Subject to the terms and subject to the conditions of the Merger Agreement, at the effective time of the Merger (the “Effective Time”), each issued and outstanding share of F&M common stock, $.25 par value (“F&M Common Stock”), will be converted into the right to receive, without interest, (i) a pro rata portion of the aggregate cash consideration of approximately $18.2 million based on the number of shares of F&M Common Stock issued and outstanding immediately prior to the Effective Time, subject to adjustment as provided in the Merger Agreement, and (ii) 1.335 shares of Citizens common stock, subject to a pricing collar adjustment in certain circumstances based on the price of Citizens common stock at the Effective Time as provided in the Merger Agreement.
Immediately following the closing of the Merger, Farmers & Merchants Bank, a bank chartered under the laws of Wisconsin and wholly-owned subsidiary of F&M (the “F&M Bank”), will merge with and into Citizens Community Federal, National Association, a federally charted bank and wholly-owned subsidiary of Citizens (“CCF Bank”), with CCF Bank surviving the bank merger.

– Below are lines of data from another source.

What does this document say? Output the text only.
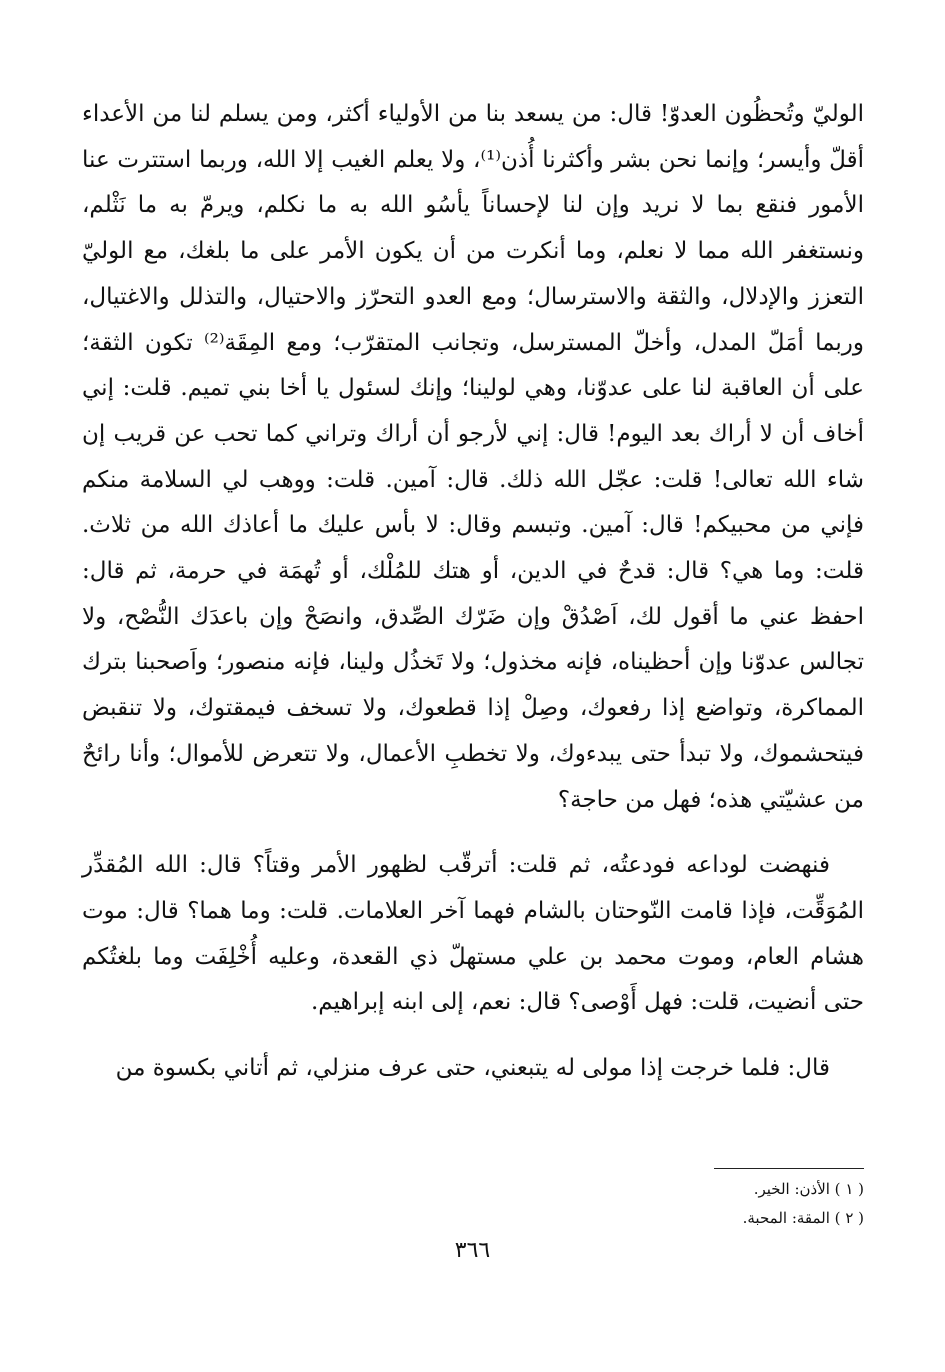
الوليّ وتُحظُون العدوّ! قال: من يسعد بنا من الأولياء أكثر، ومن يسلم لنا من الأعداء أقلّ وأيسر؛ وإنما نحن بشر وأكثرنا أُذن⁽¹⁾، ولا يعلم الغيب إلا الله، وربما استترت عنا الأمور فنقع بما لا نريد وإن لنا لإحساناً يأسُو الله به ما نكلم، ويرمّ به ما نَثْلم، ونستغفر الله مما لا نعلم، وما أنكرت من أن يكون الأمر على ما بلغك، مع الوليّ التعزز والإدلال، والثقة والاسترسال؛ ومع العدو التحرّز والاحتيال، والتذلل والاغتيال، وربما أمَلّ المدل، وأخلّ المسترسل، وتجانب المتقرّب؛ ومع المِقَة⁽²⁾ تكون الثقة؛ على أن العاقبة لنا على عدوّنا، وهي لولينا؛ وإنك لسئول يا أخا بني تميم. قلت: إني أخاف أن لا أراك بعد اليوم! قال: إني لأرجو أن أراك وتراني كما تحب عن قريب إن شاء الله تعالى! قلت: عجّل الله ذلك. قال: آمين. قلت: ووهب لي السلامة منكم فإني من محبيكم! قال: آمين. وتبسم وقال: لا بأس عليك ما أعاذك الله من ثلاث. قلت: وما هي؟ قال: قدحٌ في الدين، أو هتك للمُلْك، أو تُهمَة في حرمة، ثم قال: احفظ عني ما أقول لك، اَصْدُقْ وإن ضَرّك الصِّدق، وانصَحْ وإن باعدَك النُّصْح، ولا تجالس عدوّنا وإن أحظيناه، فإنه مخذول؛ ولا تَخذُل ولينا، فإنه منصور؛ واَصحبنا بترك المماكرة، وتواضع إذا رفعوك، وصِلْ إذا قطعوك، ولا تسخف فيمقتوك، ولا تنقبض فيتحشموك، ولا تبدأ حتى يبدءوك، ولا تخطبِ الأعمال، ولا تتعرض للأموال؛ وأنا رائحٌ من عشيّتي هذه؛ فهل من حاجة؟

فنهضت لوداعه فودعتُه، ثم قلت: أترقّب لظهور الأمر وقتاً؟ قال: الله المُقدِّر المُوَقِّت، فإذا قامت النّوحتان بالشام فهما آخر العلامات. قلت: وما هما؟ قال: موت هشام العام، وموت محمد بن علي مستهلّ ذي القعدة، وعليه أُخْلِفَت وما بلغتُكم حتى أنضيت، قلت: فهل أَوْصى؟ قال: نعم، إلى ابنه إبراهيم.

قال: فلما خرجت إذا مولى له يتبعني، حتى عرف منزلي، ثم أتاني بكسوة من

( ١ ) الأذن: الخير.

( ٢ ) المقة: المحبة.

٣٦٦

The Merger Agreement contains customary representations, warranties and covenants made by each of F&M and Citizens. Completion of the Merger is subject to certain conditions, including, among others, (i) the approval of the Merger Agreement and Merger by F&M’s shareholders; (ii) the receipt of certain governmental and regulatory approvals; (iii) the absence of governmental orders prohibiting or actions seeking to prohibit the Merger; (iv) effectiveness of the registration statement on FormS-4 for the Citizens common stock to be issued in the Merger; and (v) the absence of certain material adverse effects with respect to F&M or Citizens. With respect to Citizens, there are additional conditions to closing, including (1) that no more than 10% of issued and outstanding shares of F&M Common Stock for which the holders thereof have not voted in favor of the Merger and who have properly dissented to the Merger as required by the Wisconsin Business Corporation Law; and (2) the receipt by F&M of certain third-party consents.

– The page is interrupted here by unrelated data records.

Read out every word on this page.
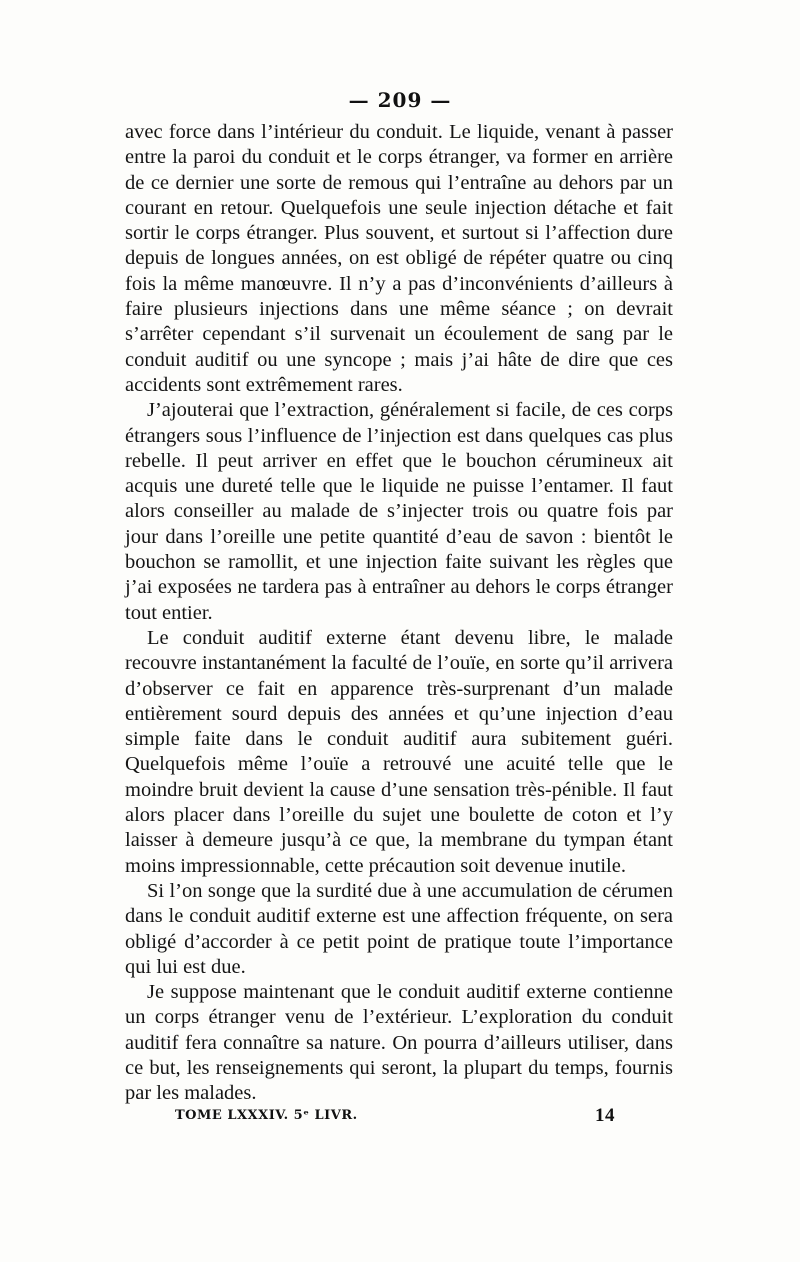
— 209 —

avec force dans l’intérieur du conduit. Le liquide, venant à passer entre la paroi du conduit et le corps étranger, va former en arrière de ce dernier une sorte de remous qui l’entraîne au dehors par un courant en retour. Quelquefois une seule injection détache et fait sortir le corps étranger. Plus souvent, et surtout si l’affection dure depuis de longues années, on est obligé de répéter quatre ou cinq fois la même manœuvre. Il n’y a pas d’inconvénients d’ailleurs à faire plusieurs injections dans une même séance ; on devrait s’arrêter cependant s’il survenait un écoulement de sang par le conduit auditif ou une syncope ; mais j’ai hâte de dire que ces accidents sont extrêmement rares.

J’ajouterai que l’extraction, généralement si facile, de ces corps étrangers sous l’influence de l’injection est dans quelques cas plus rebelle. Il peut arriver en effet que le bouchon cérumineux ait acquis une dureté telle que le liquide ne puisse l’entamer. Il faut alors conseiller au malade de s’injecter trois ou quatre fois par jour dans l’oreille une petite quantité d’eau de savon : bientôt le bouchon se ramollit, et une injection faite suivant les règles que j’ai exposées ne tardera pas à entraîner au dehors le corps étranger tout entier.

Le conduit auditif externe étant devenu libre, le malade recouvre instantanément la faculté de l’ouïe, en sorte qu’il arrivera d’observer ce fait en apparence très-surprenant d’un malade entièrement sourd depuis des années et qu’une injection d’eau simple faite dans le conduit auditif aura subitement guéri. Quelquefois même l’ouïe a retrouvé une acuité telle que le moindre bruit devient la cause d’une sensation très-pénible. Il faut alors placer dans l’oreille du sujet une boulette de coton et l’y laisser à demeure jusqu’à ce que, la membrane du tympan étant moins impressionnable, cette précaution soit devenue inutile.

Si l’on songe que la surdité due à une accumulation de cérumen dans le conduit auditif externe est une affection fréquente, on sera obligé d’accorder à ce petit point de pratique toute l’importance qui lui est due.

Je suppose maintenant que le conduit auditif externe contienne un corps étranger venu de l’extérieur. L’exploration du conduit auditif fera connaître sa nature. On pourra d’ailleurs utiliser, dans ce but, les renseignements qui seront, la plupart du temps, fournis par les malades.

TOME LXXXIV. 5ᵉ LIVR.	14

The Merger Agreement may be terminated in certain circumstances, including, among others, (i) if either party materially breaches the Merger Agreement such that the conditions to closing would not be satisfied; (ii) if the Merger has not closed on or prior to October 31, 2019; (iii) if F&M shareholders do not approve the Merger Agreement; and (iv) if F&M receives a superior proposal to acquire more than half of its outstanding voting securities or assets. In the event of a termination of the Merger Agreement, depending on the circumstances, F&M may be required to pay a termination fee of $750,000 plus Citizens’out-of-pocket expenses.
The Merger is expected to close during the second calendar quarter of 2019.
Aside from the transactions contemplated by the Merger Agreement, there is no material relationship between F&M and Citizens.